Princess Akhushtal’s gaze shifted from the ball court to the towering salmon-coloured pyramids at either end of the main plaza – the Temple of the Great Jaguar and the Temple of the Mask. The soaring monuments had been built fifty years before and contained the tombs of royal members of the Great Jaguar clan: King Hasaw Chan K’awil and his queen, Lady Twelve Macaw. Further to the east of the plaza, the Tikal markets were bustling with traders. The stores were shaded with sackcloth awnings. Racks of exquisitely woven cloth were suspended beneath. Rugs, pottery and baskets of spices, nuts and fruits spilled on to the main thoroughfares. The women, dressed in multicoloured blouses, balanced their purchases in wicker baskets on their heads. Noblemen in feathered headdresses reclined on wicker lounges that were carried aloft amongst the crowds by their servants. Beyond the marketplace, Akhushtal could see the sentries on top of Temple IV and Temple V, the ‘skyscraper pyramids’, the tallest structures in the Meso-American world. Below them, the gates on the causeways that connected the great city with the jungle were heavily guarded by the King’s warriors.
‘The drums are beating louder now and the game is coming to an end. My father is getting to his feet and the ball players have all turned and bowed in our direction.’
Aleta shifted restlessly on her pillows but Arana remained silent and waited.
‘My father is meeting with the High Priest now. The High Priest is warning of a great catastrophe for the Maya if we don’t change course.’
‘You must find a way to make peace with Calakmul and Naranjo,’ the High Priest informed the King in grave tones. The respected Mayan elder was tall and dressed in a white sackcloth robe and hood, his brown weathered face etched with lines of wisdom. He maintained a commanding presence, even in the company of King Yax Ain II. ‘If these wars continue, not only will there be more casualties on both sides, but the entire Mayan civilisation will come under threat. The wars are destroying the environment on which your people depend for their very existence.’
‘The people of Calakmul and Naranjo are very stubborn,’ the King complained. ‘I have a duty to maintain our way of life. We are the pre-eminent city, and they must conform to our customs and traditions.
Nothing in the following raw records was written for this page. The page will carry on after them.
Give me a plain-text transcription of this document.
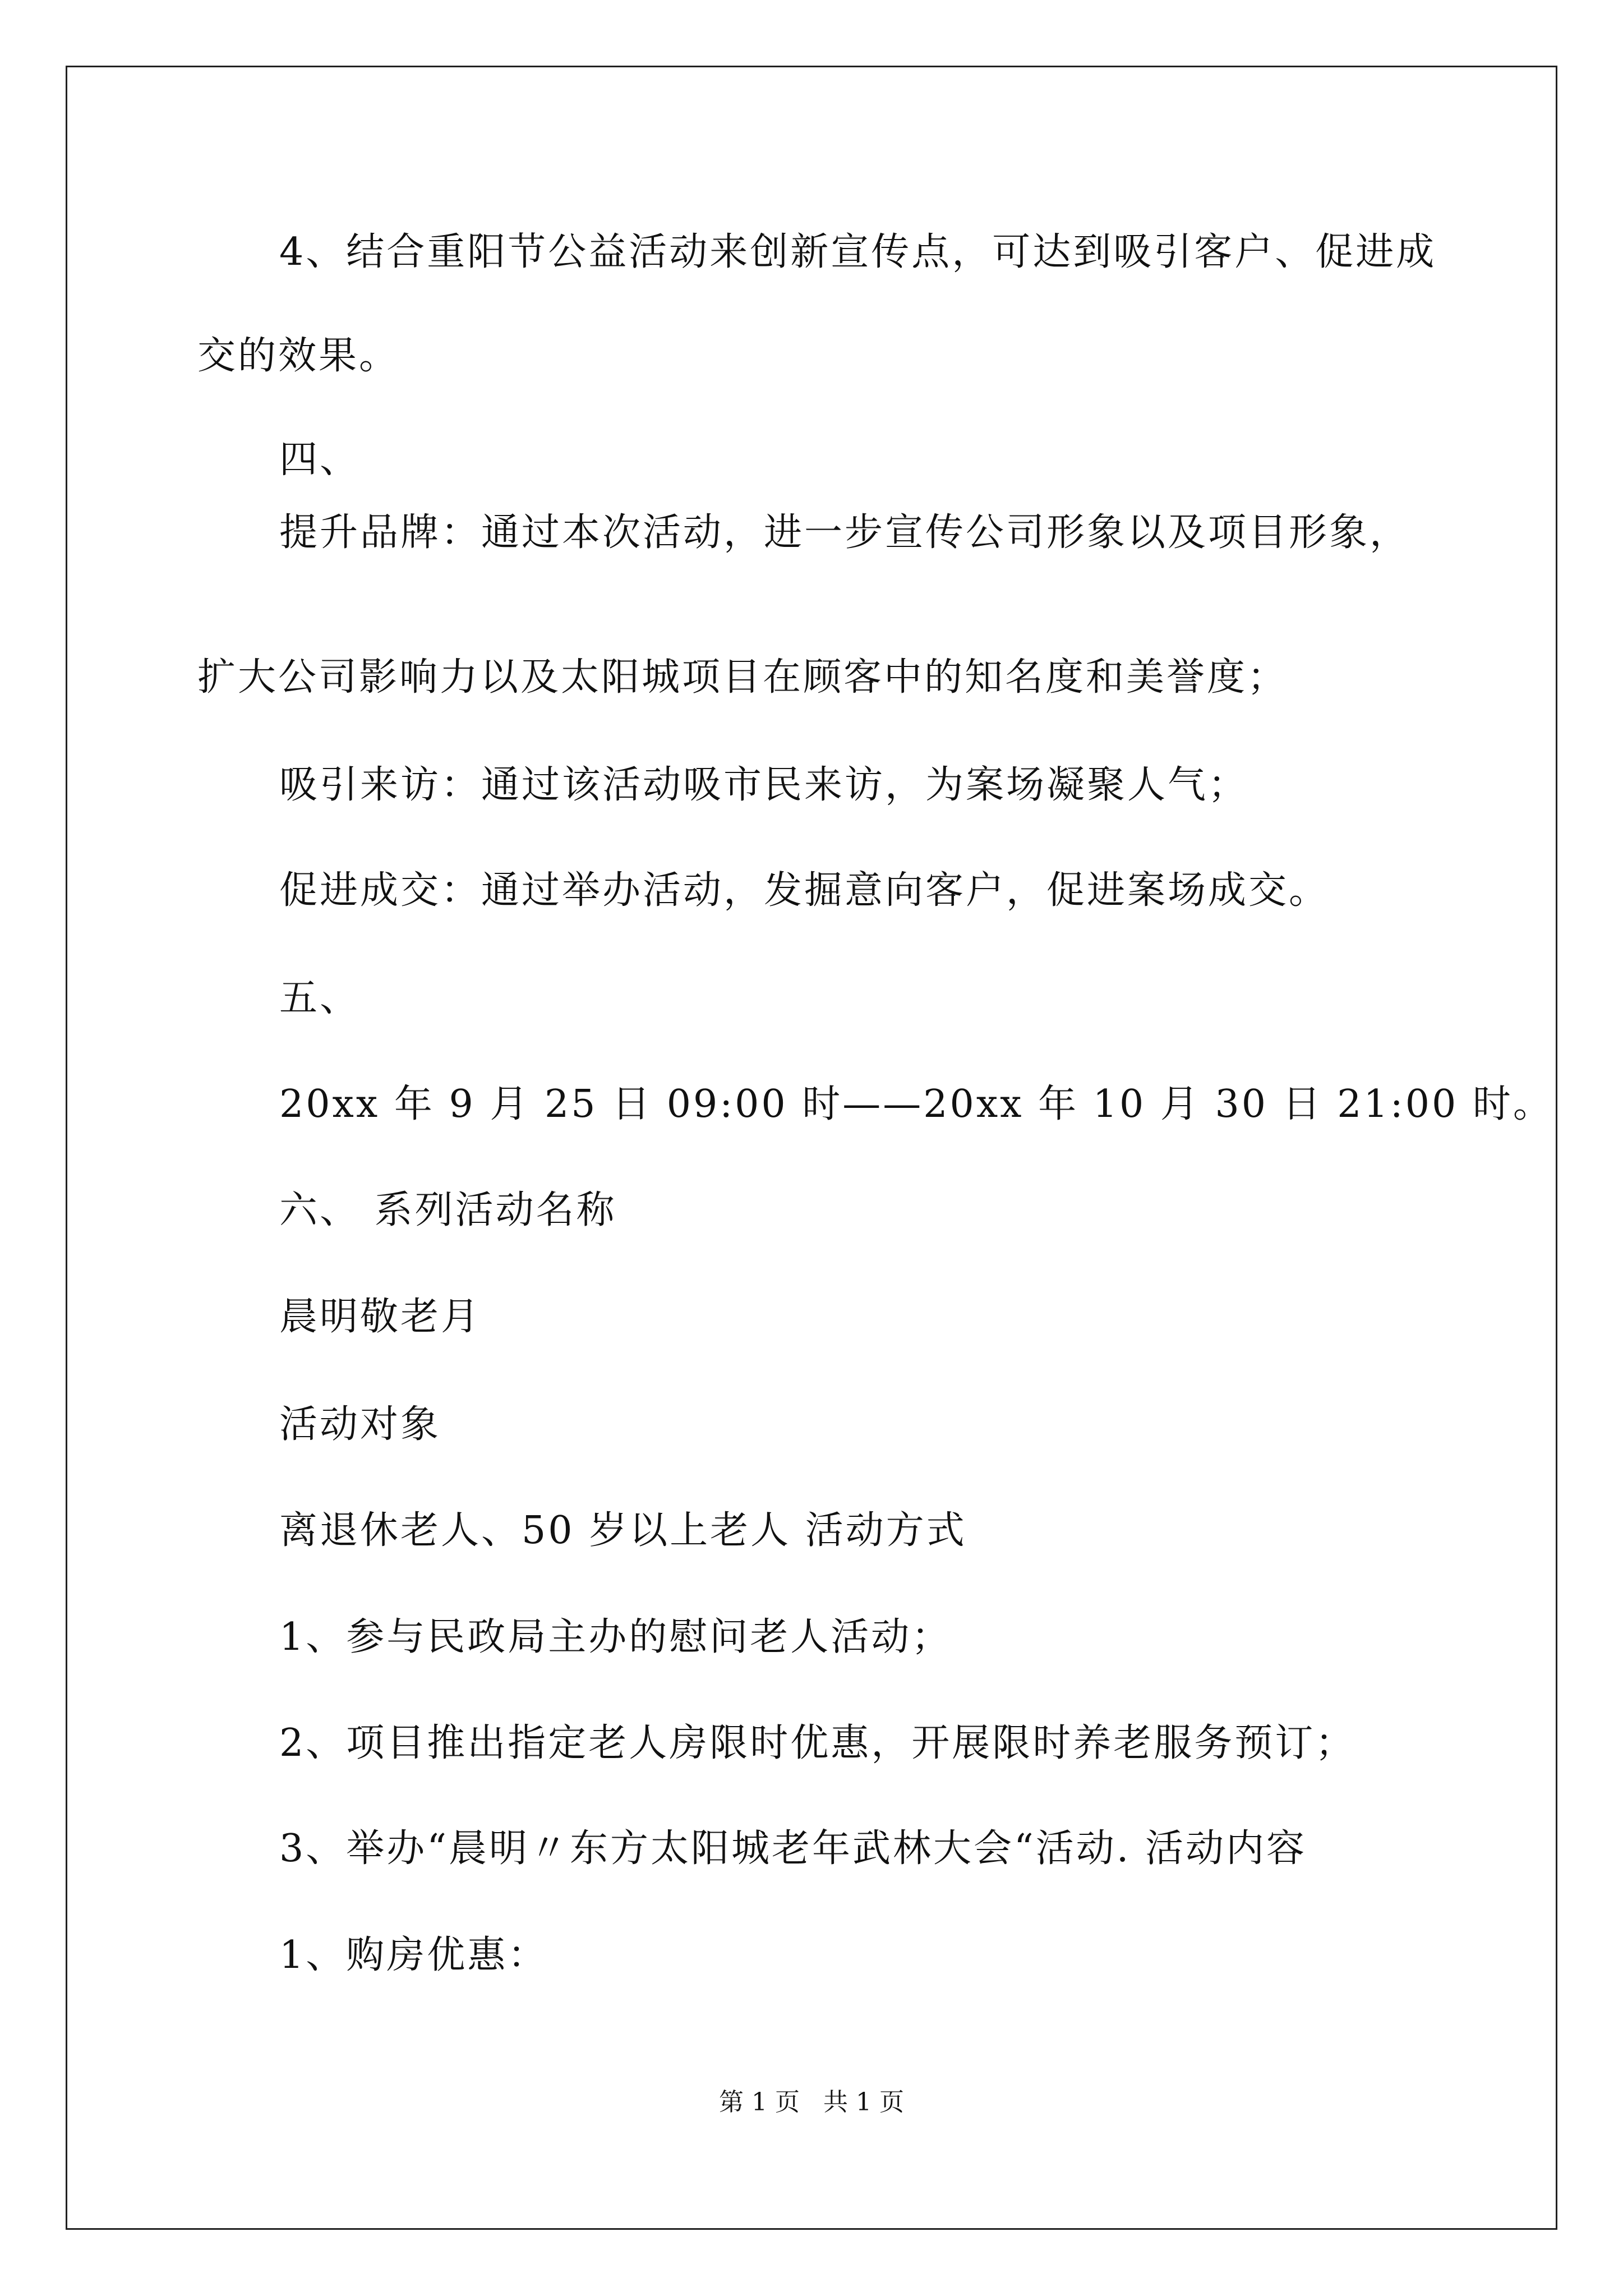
4、结合重阳节公益活动来创新宣传点，可达到吸引客户、促进成
交的效果。
四、
提升品牌：通过本次活动，进一步宣传公司形象以及项目形象，
扩大公司影响力以及太阳城项目在顾客中的知名度和美誉度；
吸引来访：通过该活动吸市民来访，为案场凝聚人气；
促进成交：通过举办活动，发掘意向客户，促进案场成交。
五、
20xx 年 9 月 25 日 09:00 时——20xx 年 10 月 30 日 21:00 时。
六、 系列活动名称
晨明敬老月
活动对象
离退休老人、50 岁以上老人 活动方式
1、参与民政局主办的慰问老人活动；
2、项目推出指定老人房限时优惠，开展限时养老服务预订；
3、举办“晨明〃东方太阳城老年武林大会“活动. 活动内容
1、购房优惠：
第 1 页   共 1 页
If necessary, we will force them to adopt our way of living.’ The muscled, well-built warrior King was seated on a low stool, resplendent in a headdress of red, blue and green feathers from the prized quetzal bird, his protective leather battle-dress fastened at the belt by a huge jade emblem.
‘The dominant society and culture must take the lead, but that does not mean we should not accept other cultures,’ the High Priest persisted. ‘It’s not a weakness to sit down and reach agreement. It’s a strength.’
‘It will be perceived as a weakness, especially by the council of advisors,’ the King grumbled.
‘We are coming to the end of the tenth baktun. It will be a time of great upheaval and loss,’ the High Priest warned, reminding King Yax Ain II that the current baktun, a cycle of 394 years, was coming to its conclusion. ‘The destruction we experienced at the end of the last baktun will repeat itself.’
The King looked thoughtful.
‘The signs will keep repeating until we take notice of the warnings – or sow the seeds of our own destruction, and eventually the destruction of the entire planet.’
‘The entire planet?’
‘The destruction at the end of this baktun will be widespread, particularly amongst your own people, but the destruction of the entire planet is not scheduled to occur until the end of the thirteenth baktun: in the year 2012.’